Motivic and Equivariant Tensor-Triangular Geometry
University Of California-Los Angeles, Los Angeles CA
Investigators
Abstract
An exciting aspect of any scientific research, in particular in mathematics, is the opportunity to merge a priori disparate phenomena into a unified theory. Such unification makes research more efficient overall, reduces duplication, and fosters creativity. The transposition of technical methods from one field to another, in potentially unexpected ways, not only strengthens research but often inspires new ideas that lead to breakthroughs. This project is concerned with such a unification, known as "Tensor-Triangular Geometry," that merges aspects of topology, algebraic geometry, representation theory and of other areas of mathematics under a single umbrella.
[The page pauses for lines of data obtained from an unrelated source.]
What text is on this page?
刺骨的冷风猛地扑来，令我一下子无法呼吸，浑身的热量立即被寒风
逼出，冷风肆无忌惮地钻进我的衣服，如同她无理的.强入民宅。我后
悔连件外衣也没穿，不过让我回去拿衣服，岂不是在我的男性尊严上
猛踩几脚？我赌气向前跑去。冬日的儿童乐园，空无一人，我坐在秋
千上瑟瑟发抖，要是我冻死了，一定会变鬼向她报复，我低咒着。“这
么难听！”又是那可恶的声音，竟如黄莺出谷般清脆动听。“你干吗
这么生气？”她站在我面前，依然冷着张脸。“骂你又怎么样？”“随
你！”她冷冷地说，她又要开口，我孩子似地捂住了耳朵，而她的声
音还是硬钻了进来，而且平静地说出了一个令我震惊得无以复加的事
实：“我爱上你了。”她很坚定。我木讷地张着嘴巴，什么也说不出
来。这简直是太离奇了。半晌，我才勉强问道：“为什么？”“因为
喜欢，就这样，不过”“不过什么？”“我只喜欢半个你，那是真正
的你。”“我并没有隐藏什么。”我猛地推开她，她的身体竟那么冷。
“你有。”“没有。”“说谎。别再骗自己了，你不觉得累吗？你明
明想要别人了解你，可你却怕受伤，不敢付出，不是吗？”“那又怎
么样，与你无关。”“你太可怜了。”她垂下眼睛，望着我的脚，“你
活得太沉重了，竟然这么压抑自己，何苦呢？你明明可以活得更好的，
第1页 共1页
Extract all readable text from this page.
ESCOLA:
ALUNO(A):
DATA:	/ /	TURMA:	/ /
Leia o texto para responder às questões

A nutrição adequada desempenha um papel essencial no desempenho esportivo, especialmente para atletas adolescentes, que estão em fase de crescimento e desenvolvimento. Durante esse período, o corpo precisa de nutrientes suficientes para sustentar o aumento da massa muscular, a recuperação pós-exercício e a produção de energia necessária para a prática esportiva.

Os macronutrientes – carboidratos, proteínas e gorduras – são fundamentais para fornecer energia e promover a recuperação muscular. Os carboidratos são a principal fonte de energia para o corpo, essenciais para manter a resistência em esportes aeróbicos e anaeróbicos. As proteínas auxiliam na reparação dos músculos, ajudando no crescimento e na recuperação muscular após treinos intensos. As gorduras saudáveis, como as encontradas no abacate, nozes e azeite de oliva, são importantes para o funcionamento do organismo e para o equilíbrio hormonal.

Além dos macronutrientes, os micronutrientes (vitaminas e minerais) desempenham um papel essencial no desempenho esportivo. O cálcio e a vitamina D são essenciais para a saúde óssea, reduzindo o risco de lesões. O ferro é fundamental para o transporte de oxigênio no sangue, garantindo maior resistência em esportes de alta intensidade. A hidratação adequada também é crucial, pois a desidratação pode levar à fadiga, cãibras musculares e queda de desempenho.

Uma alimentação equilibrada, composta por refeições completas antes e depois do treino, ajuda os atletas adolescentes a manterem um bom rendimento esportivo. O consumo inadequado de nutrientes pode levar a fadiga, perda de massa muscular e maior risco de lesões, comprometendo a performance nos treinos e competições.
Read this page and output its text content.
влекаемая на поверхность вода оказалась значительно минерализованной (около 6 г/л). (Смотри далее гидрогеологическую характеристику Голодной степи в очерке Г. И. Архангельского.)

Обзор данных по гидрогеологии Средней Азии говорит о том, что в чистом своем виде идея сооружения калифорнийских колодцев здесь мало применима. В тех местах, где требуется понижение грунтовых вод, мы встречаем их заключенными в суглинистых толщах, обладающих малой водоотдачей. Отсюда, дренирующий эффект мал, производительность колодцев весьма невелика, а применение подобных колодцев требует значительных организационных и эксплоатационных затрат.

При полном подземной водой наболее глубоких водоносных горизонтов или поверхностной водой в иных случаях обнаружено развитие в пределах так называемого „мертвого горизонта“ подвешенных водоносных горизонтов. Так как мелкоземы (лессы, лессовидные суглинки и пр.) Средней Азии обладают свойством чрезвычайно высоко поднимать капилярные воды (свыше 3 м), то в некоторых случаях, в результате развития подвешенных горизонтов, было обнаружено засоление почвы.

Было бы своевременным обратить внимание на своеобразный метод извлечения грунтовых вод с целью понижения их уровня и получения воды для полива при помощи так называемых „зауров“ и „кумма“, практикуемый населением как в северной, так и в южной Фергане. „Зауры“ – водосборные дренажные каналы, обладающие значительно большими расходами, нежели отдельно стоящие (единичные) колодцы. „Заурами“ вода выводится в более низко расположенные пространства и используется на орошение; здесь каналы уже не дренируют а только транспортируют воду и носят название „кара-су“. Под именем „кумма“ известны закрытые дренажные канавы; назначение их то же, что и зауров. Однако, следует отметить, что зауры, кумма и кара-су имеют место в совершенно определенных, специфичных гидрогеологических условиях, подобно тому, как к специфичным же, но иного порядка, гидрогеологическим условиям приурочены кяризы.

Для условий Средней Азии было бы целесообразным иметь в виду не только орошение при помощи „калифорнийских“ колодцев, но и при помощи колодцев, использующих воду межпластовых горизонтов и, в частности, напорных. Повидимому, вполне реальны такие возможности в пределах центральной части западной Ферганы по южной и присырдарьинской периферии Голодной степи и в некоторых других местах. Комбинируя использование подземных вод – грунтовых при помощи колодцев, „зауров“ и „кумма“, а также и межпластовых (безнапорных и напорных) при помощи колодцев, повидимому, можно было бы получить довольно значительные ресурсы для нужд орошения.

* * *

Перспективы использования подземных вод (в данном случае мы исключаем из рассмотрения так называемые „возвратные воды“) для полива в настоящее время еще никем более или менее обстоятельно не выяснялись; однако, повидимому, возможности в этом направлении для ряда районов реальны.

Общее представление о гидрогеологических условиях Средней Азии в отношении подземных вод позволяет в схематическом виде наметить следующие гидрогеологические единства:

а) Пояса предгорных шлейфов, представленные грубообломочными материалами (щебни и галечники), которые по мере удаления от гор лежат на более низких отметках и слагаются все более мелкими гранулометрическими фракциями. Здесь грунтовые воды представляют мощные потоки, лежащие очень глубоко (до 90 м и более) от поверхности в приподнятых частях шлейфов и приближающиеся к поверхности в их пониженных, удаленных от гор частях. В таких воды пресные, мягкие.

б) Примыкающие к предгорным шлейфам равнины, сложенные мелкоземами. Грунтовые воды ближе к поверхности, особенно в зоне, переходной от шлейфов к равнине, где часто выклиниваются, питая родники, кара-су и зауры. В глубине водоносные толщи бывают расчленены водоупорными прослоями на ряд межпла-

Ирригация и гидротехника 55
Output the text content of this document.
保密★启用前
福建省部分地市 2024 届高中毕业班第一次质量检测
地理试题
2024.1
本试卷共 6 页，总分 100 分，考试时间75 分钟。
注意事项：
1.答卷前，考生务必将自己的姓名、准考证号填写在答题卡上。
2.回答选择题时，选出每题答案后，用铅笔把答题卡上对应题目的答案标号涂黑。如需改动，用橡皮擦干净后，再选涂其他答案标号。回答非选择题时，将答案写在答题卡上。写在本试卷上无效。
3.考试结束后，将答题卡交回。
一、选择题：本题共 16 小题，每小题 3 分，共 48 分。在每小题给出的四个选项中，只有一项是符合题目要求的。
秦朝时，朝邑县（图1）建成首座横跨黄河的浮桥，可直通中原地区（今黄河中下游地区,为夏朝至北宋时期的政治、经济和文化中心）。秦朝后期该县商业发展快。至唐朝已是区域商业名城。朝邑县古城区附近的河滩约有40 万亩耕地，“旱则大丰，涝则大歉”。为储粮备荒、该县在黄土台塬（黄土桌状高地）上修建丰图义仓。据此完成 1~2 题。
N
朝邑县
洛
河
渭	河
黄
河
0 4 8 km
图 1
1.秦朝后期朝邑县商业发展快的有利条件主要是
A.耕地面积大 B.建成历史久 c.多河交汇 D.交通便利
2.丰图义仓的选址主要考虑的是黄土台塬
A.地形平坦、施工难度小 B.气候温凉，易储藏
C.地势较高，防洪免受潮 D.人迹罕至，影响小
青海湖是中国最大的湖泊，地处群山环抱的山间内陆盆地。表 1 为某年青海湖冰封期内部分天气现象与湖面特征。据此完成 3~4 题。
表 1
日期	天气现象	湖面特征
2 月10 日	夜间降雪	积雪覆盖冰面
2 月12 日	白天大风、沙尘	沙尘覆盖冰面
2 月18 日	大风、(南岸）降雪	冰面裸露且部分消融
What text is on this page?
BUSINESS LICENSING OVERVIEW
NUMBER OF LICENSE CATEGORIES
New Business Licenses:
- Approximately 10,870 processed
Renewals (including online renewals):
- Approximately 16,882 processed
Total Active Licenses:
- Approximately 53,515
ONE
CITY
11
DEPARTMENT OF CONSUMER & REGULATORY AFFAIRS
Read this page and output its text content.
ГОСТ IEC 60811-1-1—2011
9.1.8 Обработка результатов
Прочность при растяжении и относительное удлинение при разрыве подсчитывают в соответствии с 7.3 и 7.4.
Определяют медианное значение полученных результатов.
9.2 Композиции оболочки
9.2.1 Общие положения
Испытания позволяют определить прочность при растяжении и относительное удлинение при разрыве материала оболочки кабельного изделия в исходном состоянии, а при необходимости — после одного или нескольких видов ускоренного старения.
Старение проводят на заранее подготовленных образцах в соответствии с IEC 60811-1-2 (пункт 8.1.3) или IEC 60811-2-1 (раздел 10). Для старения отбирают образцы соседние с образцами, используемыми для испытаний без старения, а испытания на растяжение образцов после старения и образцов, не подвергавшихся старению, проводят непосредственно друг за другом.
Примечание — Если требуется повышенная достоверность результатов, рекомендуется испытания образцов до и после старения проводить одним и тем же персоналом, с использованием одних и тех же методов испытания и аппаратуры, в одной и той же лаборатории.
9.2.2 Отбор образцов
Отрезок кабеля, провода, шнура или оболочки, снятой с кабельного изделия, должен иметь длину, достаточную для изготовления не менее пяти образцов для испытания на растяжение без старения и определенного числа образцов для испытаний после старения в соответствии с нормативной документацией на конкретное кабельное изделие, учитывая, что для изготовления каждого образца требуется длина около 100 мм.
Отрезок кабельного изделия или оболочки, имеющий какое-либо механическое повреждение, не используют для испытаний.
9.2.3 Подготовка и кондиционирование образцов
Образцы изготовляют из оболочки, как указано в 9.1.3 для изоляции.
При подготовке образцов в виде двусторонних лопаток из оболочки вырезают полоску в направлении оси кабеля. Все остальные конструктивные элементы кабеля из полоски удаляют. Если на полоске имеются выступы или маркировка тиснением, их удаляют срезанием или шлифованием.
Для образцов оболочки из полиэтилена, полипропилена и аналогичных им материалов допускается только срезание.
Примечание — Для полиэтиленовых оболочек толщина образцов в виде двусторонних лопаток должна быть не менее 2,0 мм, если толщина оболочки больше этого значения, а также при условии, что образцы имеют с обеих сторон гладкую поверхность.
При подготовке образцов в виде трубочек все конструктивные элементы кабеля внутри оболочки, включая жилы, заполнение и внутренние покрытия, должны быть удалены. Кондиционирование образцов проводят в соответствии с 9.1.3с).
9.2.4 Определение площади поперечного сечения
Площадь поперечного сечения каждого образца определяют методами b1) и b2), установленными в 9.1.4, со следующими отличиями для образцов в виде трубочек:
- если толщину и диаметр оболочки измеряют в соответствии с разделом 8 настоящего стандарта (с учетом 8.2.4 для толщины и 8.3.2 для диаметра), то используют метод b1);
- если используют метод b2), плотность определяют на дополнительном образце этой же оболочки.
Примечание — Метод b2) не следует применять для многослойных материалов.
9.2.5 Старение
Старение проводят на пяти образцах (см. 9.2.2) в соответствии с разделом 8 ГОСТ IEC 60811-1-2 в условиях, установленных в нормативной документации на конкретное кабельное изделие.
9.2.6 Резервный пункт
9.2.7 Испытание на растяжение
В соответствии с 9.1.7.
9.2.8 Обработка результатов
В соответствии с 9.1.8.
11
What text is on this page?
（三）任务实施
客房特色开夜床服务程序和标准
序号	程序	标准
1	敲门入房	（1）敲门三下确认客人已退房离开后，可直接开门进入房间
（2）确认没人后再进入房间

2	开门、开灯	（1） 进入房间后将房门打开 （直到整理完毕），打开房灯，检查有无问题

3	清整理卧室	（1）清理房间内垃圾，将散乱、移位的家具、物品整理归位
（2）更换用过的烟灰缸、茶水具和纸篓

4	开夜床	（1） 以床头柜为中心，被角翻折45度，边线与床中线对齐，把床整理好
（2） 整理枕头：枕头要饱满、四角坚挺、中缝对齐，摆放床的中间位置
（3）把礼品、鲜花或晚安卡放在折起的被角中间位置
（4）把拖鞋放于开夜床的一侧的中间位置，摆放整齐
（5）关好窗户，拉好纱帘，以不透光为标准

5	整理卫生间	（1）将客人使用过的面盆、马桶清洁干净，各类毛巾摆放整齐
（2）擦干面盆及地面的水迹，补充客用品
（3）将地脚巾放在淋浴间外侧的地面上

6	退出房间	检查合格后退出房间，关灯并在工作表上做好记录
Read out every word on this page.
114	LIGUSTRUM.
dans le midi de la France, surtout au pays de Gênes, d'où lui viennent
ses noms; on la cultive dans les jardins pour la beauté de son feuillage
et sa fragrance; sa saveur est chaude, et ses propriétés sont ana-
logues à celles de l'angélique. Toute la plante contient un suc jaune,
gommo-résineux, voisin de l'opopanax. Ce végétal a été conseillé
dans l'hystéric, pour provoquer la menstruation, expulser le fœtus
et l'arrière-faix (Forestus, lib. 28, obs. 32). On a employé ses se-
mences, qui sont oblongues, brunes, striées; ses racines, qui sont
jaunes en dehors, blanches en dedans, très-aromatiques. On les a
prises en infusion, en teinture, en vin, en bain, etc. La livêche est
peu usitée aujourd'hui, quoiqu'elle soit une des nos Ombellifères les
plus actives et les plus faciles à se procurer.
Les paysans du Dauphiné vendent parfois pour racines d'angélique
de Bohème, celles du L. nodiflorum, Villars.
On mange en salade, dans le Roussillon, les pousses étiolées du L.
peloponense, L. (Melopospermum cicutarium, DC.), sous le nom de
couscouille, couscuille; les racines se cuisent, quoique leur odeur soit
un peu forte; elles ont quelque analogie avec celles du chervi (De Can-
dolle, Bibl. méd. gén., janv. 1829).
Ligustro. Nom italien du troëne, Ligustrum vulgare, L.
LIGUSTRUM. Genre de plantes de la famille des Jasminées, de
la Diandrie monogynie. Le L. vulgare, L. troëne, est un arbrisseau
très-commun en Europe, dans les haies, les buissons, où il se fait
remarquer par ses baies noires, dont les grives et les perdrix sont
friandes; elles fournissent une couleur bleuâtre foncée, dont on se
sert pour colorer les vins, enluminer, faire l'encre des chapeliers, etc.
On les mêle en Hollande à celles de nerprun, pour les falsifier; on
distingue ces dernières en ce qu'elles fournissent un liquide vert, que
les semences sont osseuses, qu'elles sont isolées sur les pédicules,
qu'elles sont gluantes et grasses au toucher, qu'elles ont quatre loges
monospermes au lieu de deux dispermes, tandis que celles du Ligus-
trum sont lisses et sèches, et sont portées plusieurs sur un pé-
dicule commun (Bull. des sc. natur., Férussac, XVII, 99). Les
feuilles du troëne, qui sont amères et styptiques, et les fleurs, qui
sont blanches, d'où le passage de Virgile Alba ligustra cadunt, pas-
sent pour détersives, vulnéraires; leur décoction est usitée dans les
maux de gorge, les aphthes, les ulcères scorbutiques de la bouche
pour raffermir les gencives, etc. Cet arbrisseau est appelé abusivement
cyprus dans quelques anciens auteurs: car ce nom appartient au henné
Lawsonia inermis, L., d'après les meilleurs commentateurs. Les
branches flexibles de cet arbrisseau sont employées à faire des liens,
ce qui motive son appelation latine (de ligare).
In this project, Tensor-Triangular Geometry will be deployed at the interface of modular representation theory of finite groups and the theory of motives in number theory. The explicit nature of the former enhances our understanding of the latter, providing classification results among other applications. Graduate students will be trained through the research. The specific objectives of this project are the classifications of objects that appear in two categories in two distinct areas. On one hand, one can consider Artin-Tate motives over various ground fields in Voevodsky's derived category of motives, and on the other one can consider complexes of filtered representations over pro-finite groups, typically the absolute Galois groups of the above fields. Thanks to tensor-triangular geometry, such classifications are equivalent to the computation of a space (the spectrum) associated to the categories in question. The proposed methods involve etale extensions in tensor-triangular geometry. These extensions are a new development that have incarnations in both settings, as finite extensions of the ground field in the motivic case and as the corresponding restriction to finite-index subgroups in the equivariant case. Understanding Artin-Tate motives via filtered representations in turn sheds new light on the classification of objects in the larger and more mysterious category of motives, which is a long-term goal of researchers in the field. This award reflects NSF's statutory mission and has been deemed worthy of support through evaluation using the Foundation's intellectual merit and broader impacts review criteria.